D’autre part, si les défenseurs de la théorie de désenchantement du monde ont dû réviser leur argumentation, ils n’ont pas abandonné leur point de vue pour autant. La nouvelle interprétation de cette théorie explique que la société contemporaine est le théâtre d’un double mouvement : à la fois une sécularisation (les institutions religieuses sont en perte de vitesse, et les sphères de l’activité humaine ne sont plus expliquées dans un schéma de référence religieux, comme c’était le cas auparavant pour la science, l’éducation, etc.) ; et à la fois la religion a conservé son importance au niveau individuel, d’explication d’un monde que la science ne parvient jamais à totalement élucider.
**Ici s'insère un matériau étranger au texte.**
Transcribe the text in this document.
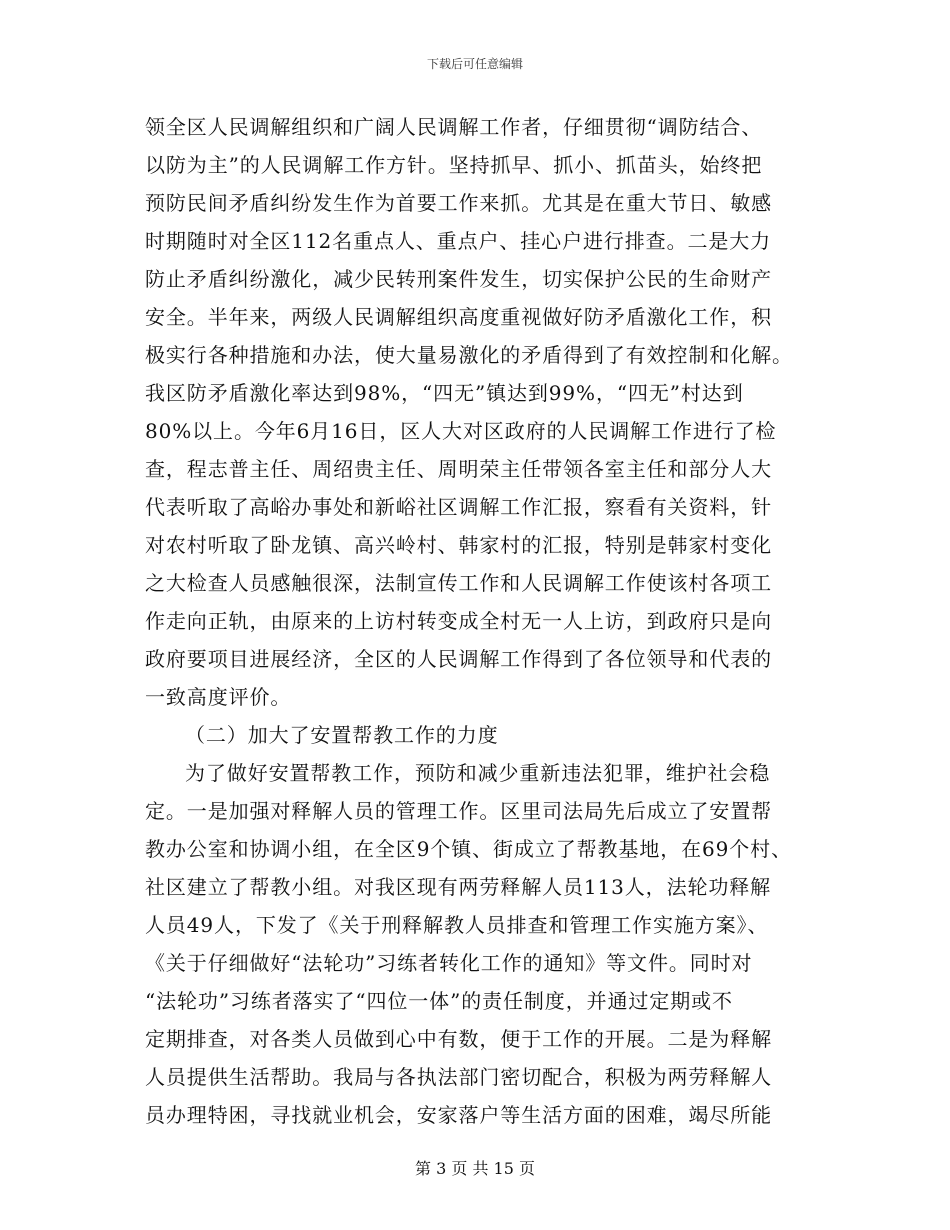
下载后可任意编辑
领全区人民调解组织和广阔人民调解工作者，仔细贯彻“调防结合、
以防为主”的人民调解工作方针。坚持抓早、抓小、抓苗头，始终把
预防民间矛盾纠纷发生作为首要工作来抓。尤其是在重大节日、敏感
时期随时对全区112名重点人、重点户、挂心户进行排查。二是大力
防止矛盾纠纷激化，减少民转刑案件发生，切实保护公民的生命财产
安全。半年来，两级人民调解组织高度重视做好防矛盾激化工作，积
极实行各种措施和办法，使大量易激化的矛盾得到了有效控制和化解。
我区防矛盾激化率达到98%，“四无”镇达到99%，“四无”村达到
80%以上。今年6月16日，区人大对区政府的人民调解工作进行了检
查，程志普主任、周绍贵主任、周明荣主任带领各室主任和部分人大
代表听取了高峪办事处和新峪社区调解工作汇报，察看有关资料，针
对农村听取了卧龙镇、高兴岭村、韩家村的汇报，特别是韩家村变化
之大检查人员感触很深，法制宣传工作和人民调解工作使该村各项工
作走向正轨，由原来的上访村转变成全村无一人上访，到政府只是向
政府要项目进展经济，全区的人民调解工作得到了各位领导和代表的
一致高度评价。
（二）加大了安置帮教工作的力度
为了做好安置帮教工作，预防和减少重新违法犯罪，维护社会稳
定。一是加强对释解人员的管理工作。区里司法局先后成立了安置帮
教办公室和协调小组，在全区9个镇、街成立了帮教基地，在69个村、
社区建立了帮教小组。对我区现有两劳释解人员113人，法轮功释解
人员49人，下发了《关于刑释解教人员排查和管理工作实施方案》、
《关于仔细做好“法轮功”习练者转化工作的通知》等文件。同时对
“法轮功”习练者落实了“四位一体”的责任制度，并通过定期或不
定期排查，对各类人员做到心中有数，便于工作的开展。二是为释解
人员提供生活帮助。我局与各执法部门密切配合，积极为两劳释解人
员办理特困，寻找就业机会，安家落户等生活方面的困难，竭尽所能
第 3 页 共 15 页
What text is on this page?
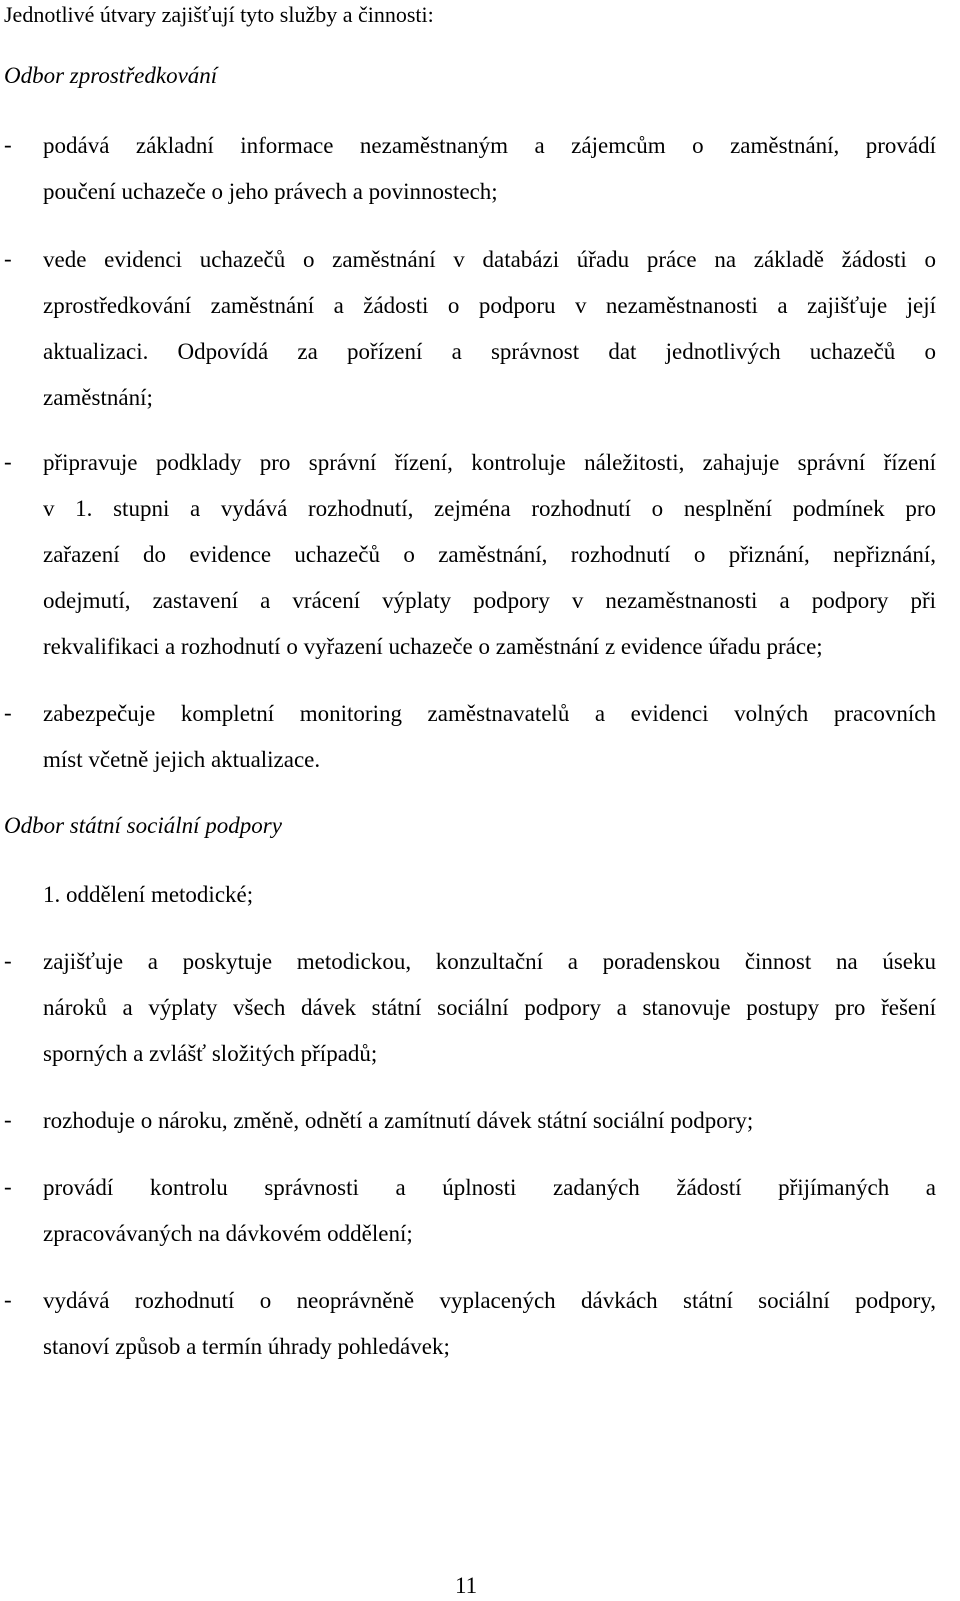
Jednotlivé útvary zajišťují tyto služby a činnosti:
Odbor zprostředkování
- podává základní informace nezaměstnaným a zájemcům o zaměstnání, provádí
poučení uchazeče o jeho právech a povinnostech;
- vede evidenci uchazečů o zaměstnání v databázi úřadu práce na základě žádosti o
zprostředkování zaměstnání a žádosti o podporu v nezaměstnanosti a zajišťuje její
aktualizaci. Odpovídá za pořízení a správnost dat jednotlivých uchazečů o
zaměstnání;
- připravuje podklady pro správní řízení, kontroluje náležitosti, zahajuje správní řízení
v 1. stupni a vydává rozhodnutí, zejména rozhodnutí o nesplnění podmínek pro
zařazení do evidence uchazečů o zaměstnání, rozhodnutí o přiznání, nepřiznání,
odejmutí, zastavení a vrácení výplaty podpory v nezaměstnanosti a podpory při
rekvalifikaci a rozhodnutí o vyřazení uchazeče o zaměstnání z evidence úřadu práce;
- zabezpečuje kompletní monitoring zaměstnavatelů a evidenci volných pracovních
míst včetně jejich aktualizace.
Odbor státní sociální podpory
1. oddělení metodické;
- zajišťuje a poskytuje metodickou, konzultační a poradenskou činnost na úseku
nároků a výplaty všech dávek státní sociální podpory a stanovuje postupy pro řešení
sporných a zvlášť složitých případů;
- rozhoduje o nároku, změně, odnětí a zamítnutí dávek státní sociální podpory;
- provádí kontrolu správnosti a úplnosti zadaných žádostí přijímaných a
zpracovávaných na dávkovém oddělení;
- vydává rozhodnutí o neoprávněně vyplacených dávkách státní sociální podpory,
stanoví způsob a termín úhrady pohledávek;
11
Comme le fait remarquer D. Hervieu-Léger 15 , les sociologues des religions sont amenés à dissocier, d’une part le devenir des institutions religieuses, qui sont en perte de vitesse comme l’atteste la diminution du nombre des fidèles, et d’autre part la place de la croyance. Si la recherche du sens de la vie ne s’effectue plus dans le cadre d’institutions ni de grands modèles (qu’ils soient religieux, idéologiques ou même politiques), elle n’en est pas moins essentielle dans une société où l’expérience est éclatée, et toutes les sphères de l’activité et de la connaissance humaine sont affranchies du cadre religieux. M. Gauchet, théoricien par excellence du désenchantement du monde, souligne que la présence « physique » – si l’on peut dire – des Dieux, n’en exclut pas moins la véracité du phénomène de sécularisation :

‘ Que les choses soient donc bien claires : on n’annonce pas une fois de plus et pour rien la mort en quelque sorte physique des dieux et la disparition de leurs fidèles. On met en évidence le fait que la Cité vit d’ores et déjà sans eux, y compris ceux de ses membres qui continuent de croire en eux. Ils survivent ; c’est leur puissance qui meurt. Prospéreraient-ils insolemment que son vrai ressort n’en serait pas moins irrémédiablement aboli. Ce qui a disparu, englouti dans les rouages mêmes de la civilisation, c’est la fonction dont les nécessités ont défini depuis le départ le contenu des religions, déterminé leurs formes, précipité leurs évolutions. L’opération comporte un reste, peut-être inéliminable et nullement inintelligible, dans le registre personnel, relayé par l’héritage et le crédit d’une tradition féconde 16 .’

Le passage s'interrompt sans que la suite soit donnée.